Stern v. Breakstone Bros.

Per Curiam.

Plaintiff, Superintendent of Insurance, instituted this action against several companies who are signatories to the Dairy Transportation Employee Pension Trust Fund. While the action is designated as an accounting, what it actually seeks from the appellants is the payment of contributions Claimed to be due. These defendants counterclaim for the amounts they have previously contributed. Defendants moved for summary judgment dismissing the complaint and for judgment on their counterclaim.

The Superintendent has not disputed any allegation of fact. His opposition is based purely on the contention that the facts are not within his knowledge. This ground is untenable. Virtually all of the operative facts are either matters of record or are uncontroverted by the parties in interest (the employers and the union) and were readily ascertainable had the plaintiff sought to be informed by discovery procedures.

These facts are: Prior to 1953 the 29 employer defendants were engaged in the business of transporting dairy products by truck. While the business conducted by them was primarily in New York State, it extended over a very wide range. The labor relations of these employers were governed by separate contracts with 12 different locals of the Teamsters Union. Contract terms differed very materially, with the consequence that some employers enjoyed advantages and their employees were disadvantaged correspondingly. Efforts to remedy this situation resulted first in a uniform agreement to which all of the employers and the respective unions agreed. This agreement expired in 1955. During its existence the Teamsters Union organized a new Local, No. 770, which was designed to embrace all the drivers of the 12 locals. All but two of the locals transferred their members to 770. However, those two Locals, 229 and 602, agreed with the employers and 770 on a contract expiring in 1957.

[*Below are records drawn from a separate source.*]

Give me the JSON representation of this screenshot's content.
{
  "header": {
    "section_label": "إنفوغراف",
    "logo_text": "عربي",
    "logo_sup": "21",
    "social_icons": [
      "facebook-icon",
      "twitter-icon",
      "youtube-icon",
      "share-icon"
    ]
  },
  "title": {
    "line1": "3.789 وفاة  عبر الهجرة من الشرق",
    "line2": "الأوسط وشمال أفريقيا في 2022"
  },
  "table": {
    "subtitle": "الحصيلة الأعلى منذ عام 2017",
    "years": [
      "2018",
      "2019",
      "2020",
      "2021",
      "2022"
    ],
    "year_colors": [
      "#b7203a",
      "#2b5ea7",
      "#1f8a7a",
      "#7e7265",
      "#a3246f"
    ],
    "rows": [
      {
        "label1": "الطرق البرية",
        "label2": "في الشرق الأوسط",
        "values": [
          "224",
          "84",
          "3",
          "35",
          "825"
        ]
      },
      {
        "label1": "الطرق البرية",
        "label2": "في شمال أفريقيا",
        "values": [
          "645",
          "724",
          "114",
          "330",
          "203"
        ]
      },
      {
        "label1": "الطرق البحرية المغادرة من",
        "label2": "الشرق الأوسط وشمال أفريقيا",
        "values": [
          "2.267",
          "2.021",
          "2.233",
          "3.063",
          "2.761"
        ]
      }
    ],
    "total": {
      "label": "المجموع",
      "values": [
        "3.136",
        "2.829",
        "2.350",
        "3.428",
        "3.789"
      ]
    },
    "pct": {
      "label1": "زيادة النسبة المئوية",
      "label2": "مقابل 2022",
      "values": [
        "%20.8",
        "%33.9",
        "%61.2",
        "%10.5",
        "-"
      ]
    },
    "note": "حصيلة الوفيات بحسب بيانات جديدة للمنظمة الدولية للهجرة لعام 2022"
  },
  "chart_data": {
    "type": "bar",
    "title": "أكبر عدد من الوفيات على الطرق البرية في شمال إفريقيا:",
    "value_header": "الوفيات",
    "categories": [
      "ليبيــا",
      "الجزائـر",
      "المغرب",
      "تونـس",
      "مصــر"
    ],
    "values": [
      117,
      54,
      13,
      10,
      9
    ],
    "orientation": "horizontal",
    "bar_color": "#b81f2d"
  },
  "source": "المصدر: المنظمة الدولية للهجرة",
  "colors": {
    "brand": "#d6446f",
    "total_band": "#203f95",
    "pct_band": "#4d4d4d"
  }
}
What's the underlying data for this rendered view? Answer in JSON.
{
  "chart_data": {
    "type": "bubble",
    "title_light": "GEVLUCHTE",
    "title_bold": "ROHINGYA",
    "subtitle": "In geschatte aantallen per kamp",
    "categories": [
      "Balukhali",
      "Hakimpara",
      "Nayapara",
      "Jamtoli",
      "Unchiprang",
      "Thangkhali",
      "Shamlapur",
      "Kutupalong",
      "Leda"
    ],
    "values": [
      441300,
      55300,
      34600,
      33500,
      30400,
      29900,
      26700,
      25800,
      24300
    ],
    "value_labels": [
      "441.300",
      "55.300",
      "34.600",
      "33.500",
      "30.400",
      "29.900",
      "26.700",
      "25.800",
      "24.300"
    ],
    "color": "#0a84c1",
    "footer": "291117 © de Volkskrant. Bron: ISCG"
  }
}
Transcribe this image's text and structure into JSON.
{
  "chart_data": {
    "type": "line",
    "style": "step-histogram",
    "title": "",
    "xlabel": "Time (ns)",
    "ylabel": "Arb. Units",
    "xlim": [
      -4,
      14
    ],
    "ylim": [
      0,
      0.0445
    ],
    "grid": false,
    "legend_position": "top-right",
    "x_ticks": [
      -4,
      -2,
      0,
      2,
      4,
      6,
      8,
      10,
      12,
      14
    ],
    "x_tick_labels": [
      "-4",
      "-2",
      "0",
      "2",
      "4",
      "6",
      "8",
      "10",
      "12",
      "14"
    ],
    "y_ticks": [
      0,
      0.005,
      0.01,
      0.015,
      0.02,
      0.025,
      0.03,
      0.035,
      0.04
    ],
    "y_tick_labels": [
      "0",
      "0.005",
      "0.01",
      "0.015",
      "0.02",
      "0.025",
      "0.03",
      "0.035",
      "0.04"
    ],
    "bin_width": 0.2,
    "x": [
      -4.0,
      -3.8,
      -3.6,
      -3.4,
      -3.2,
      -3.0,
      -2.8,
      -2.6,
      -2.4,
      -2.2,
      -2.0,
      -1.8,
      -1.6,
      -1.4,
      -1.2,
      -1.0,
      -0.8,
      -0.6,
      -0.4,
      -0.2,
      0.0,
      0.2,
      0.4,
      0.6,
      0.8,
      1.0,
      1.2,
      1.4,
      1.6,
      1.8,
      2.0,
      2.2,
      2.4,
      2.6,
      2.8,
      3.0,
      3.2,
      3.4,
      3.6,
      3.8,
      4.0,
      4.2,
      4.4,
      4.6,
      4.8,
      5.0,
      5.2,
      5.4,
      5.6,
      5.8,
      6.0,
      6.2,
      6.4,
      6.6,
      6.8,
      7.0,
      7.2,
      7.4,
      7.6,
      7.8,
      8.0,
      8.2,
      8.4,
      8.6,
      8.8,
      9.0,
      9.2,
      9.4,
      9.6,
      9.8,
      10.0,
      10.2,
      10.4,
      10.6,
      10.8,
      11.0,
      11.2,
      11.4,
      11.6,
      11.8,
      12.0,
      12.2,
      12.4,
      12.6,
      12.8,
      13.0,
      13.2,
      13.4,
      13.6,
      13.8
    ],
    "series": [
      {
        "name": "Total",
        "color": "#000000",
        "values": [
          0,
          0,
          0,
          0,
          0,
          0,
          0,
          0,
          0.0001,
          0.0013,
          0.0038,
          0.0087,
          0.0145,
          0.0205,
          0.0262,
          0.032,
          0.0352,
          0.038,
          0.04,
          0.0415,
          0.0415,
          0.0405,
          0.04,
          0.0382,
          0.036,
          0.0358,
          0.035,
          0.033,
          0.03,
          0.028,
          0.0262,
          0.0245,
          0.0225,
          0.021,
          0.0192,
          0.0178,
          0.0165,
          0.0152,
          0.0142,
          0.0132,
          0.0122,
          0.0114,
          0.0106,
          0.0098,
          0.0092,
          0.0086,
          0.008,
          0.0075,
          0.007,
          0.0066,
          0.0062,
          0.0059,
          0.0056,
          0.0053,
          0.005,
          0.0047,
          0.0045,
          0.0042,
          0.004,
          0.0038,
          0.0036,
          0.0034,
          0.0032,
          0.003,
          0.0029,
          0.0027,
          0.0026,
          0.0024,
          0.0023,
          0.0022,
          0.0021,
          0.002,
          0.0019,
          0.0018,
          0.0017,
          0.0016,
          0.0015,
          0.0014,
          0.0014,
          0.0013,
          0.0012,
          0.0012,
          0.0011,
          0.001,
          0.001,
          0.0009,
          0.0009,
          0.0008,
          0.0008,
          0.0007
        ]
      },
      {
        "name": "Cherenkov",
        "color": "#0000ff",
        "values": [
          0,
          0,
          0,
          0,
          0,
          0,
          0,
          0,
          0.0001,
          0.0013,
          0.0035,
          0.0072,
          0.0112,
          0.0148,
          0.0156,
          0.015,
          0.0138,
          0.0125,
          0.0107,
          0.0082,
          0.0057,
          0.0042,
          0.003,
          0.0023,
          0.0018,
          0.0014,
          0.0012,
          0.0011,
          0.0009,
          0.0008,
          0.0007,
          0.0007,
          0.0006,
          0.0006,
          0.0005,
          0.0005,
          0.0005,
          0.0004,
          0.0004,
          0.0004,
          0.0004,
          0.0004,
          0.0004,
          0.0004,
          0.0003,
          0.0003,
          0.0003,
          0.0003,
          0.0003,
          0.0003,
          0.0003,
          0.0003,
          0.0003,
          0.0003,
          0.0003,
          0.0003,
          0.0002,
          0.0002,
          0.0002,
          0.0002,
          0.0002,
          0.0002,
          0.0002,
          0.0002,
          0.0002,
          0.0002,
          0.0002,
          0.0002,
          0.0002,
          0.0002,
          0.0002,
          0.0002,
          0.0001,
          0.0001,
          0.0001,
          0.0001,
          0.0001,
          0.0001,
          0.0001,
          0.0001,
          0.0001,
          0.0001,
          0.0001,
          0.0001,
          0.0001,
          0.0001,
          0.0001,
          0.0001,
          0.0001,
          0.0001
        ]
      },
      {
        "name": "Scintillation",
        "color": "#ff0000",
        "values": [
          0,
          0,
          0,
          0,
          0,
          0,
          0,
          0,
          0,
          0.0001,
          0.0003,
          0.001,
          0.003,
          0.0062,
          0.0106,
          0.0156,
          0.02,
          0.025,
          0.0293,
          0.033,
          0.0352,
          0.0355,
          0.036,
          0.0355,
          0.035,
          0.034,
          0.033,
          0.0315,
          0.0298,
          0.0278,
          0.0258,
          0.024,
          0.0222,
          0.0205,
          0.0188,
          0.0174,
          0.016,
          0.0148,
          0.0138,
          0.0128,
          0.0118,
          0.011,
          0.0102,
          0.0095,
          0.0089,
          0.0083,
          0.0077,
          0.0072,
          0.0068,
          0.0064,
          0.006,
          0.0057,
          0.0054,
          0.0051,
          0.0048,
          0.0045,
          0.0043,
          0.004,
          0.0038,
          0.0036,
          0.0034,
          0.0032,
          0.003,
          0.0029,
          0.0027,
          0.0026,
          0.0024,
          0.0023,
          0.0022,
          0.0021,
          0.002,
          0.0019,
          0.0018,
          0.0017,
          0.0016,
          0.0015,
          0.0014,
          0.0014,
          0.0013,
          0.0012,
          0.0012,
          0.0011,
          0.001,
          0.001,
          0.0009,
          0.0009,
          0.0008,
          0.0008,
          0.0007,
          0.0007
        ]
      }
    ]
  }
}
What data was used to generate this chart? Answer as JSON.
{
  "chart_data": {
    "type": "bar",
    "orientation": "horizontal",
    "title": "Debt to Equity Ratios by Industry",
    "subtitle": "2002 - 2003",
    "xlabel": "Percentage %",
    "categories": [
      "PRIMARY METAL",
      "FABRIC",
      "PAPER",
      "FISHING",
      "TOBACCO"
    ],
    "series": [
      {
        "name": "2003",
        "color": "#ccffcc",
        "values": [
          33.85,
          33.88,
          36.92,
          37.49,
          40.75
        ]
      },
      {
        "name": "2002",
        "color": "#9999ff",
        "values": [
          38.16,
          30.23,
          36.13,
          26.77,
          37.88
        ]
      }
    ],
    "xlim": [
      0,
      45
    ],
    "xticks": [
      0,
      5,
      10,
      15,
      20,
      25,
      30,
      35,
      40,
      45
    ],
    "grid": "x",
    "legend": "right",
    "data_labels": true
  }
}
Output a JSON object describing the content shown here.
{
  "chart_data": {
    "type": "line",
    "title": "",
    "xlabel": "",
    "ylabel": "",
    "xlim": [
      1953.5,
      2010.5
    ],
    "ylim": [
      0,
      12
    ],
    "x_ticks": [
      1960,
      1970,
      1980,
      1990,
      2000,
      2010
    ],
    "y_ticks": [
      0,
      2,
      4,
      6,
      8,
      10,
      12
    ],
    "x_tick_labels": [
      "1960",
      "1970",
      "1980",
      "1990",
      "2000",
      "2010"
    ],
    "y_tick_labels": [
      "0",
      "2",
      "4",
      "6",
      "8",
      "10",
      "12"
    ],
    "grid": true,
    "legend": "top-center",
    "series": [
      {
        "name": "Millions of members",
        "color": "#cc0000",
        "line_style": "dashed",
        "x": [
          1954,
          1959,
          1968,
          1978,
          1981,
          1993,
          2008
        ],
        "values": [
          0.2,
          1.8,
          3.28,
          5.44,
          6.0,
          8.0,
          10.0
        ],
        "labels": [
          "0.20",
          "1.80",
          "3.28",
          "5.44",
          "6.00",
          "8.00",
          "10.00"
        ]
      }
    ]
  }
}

Upon the expiration of this contract the three locals refused to bargain in connection with the others. The result was that two employers signed agreements with Local 602 and one with a new Local, 182. The others signed with 770. The agreements were materially different.

*334The agreement with 770 called for setting up the Pension Trust Fund in question. However, even before it was actually in existence differences arose as to its interpretation. Also, there were disputes arising from the fact that two of the employers had separate contracts with the other locals. The employers demanded arbitration. While the arbitration proceeding was pending the employers and 770 met in an effort to settle their differences. This resulted in a written agreement dated July, 1959, by the terms of which contributions to the fund were to begin on August 1, 1959; contributions were to terminate on November 30, 1959, unless by that time Marcus Trucking and Central Milk Haulers had made their contributions to the fund, but would resume if and when those two firms made their contributions; and if by May 31, 1960, Marcus and Central had not paid or any other signatory was 60 days in default, all contributions, less proportionate shares of expenses, would be returned. These provisions became an amendment to the original agreement. The amendment was ratified by the union, Local 770. The notice of arbitration was then withdrawn.

Marcus never did make any contribution to the fund. The agreement expired in 1960 and was not renewed. Local 770 was dissolved in 1961. This was the situation when the Superintendent took over the fund, which consisted of the contributions made between August 1 and November 30, 1959. As to these there was no default.

Two actions followed. A trustee for Local 770 sued the trustees of the pension fund to direct them to turn over the funds collected to be distributed to the various pension funds of the locals with whom the former members of 770 are affiliated. The employers instituted suit in the State court for return of their contributions. In both actions the Superintendent intervened and both actions were dismissed upon his application based on his primary exclusive jurisdiction to liquidate the fund.

It must be apparent that there are two distinct questions involved: one concerns the possible obligation of the defendants to make further contributions; the other is the proper disposition of the fund resulting from the contributions already made..

Undoubtedly the Superintendent would have the right to sue, as he has, for any payments that might be owing. However, his duties, and his consequent rights in connection with the fund, do not place him in any different position from any other litigant. In order to obtain a judgment he must establish that the contributions are due. This he has failed to do and *335he takes the position that any showing of that nature will have to be made by the representative of Local 770. The latter does not dispute any of the facts but claims that there was no consideration for the agreement of July, 1959. This contention is unsound. Admittedly, there were bona fide disputes between the parties to the existing agreement, which disputes were the subject of a pending proceeding. Concededly, these disputes were settled and the settlement ratified by the union. Pursuant to the terms of the settlement agreement all contributions from the defendants called for were made. It would be hard to give a more complete example of the presence of consideration.

Having failed to show any factual or legal question as to defendants’ right to have the complaint against them dismissed, that portion of defendants’ motion should have been granted. As to the counterclaim, the situation is different. The employers claim a contractual right to the fund, the union claims a superior equitable right in the members. These are proper questions to be determined, as well as others that may arise in the course of liquidation and in the procedure for that purpose to be conducted by the Superintendent. This is the determination in the two prior actions. For this reason there can be no determination of the merits of the counterclaim in this action.

The order entered January 13, 1969, should be reversed on the law and defendants-appellants ’ motion for summary judgment dismissing plaintiff’s complaint granted and defendants’ counterclaim dismissed, without costs to any party as against the other.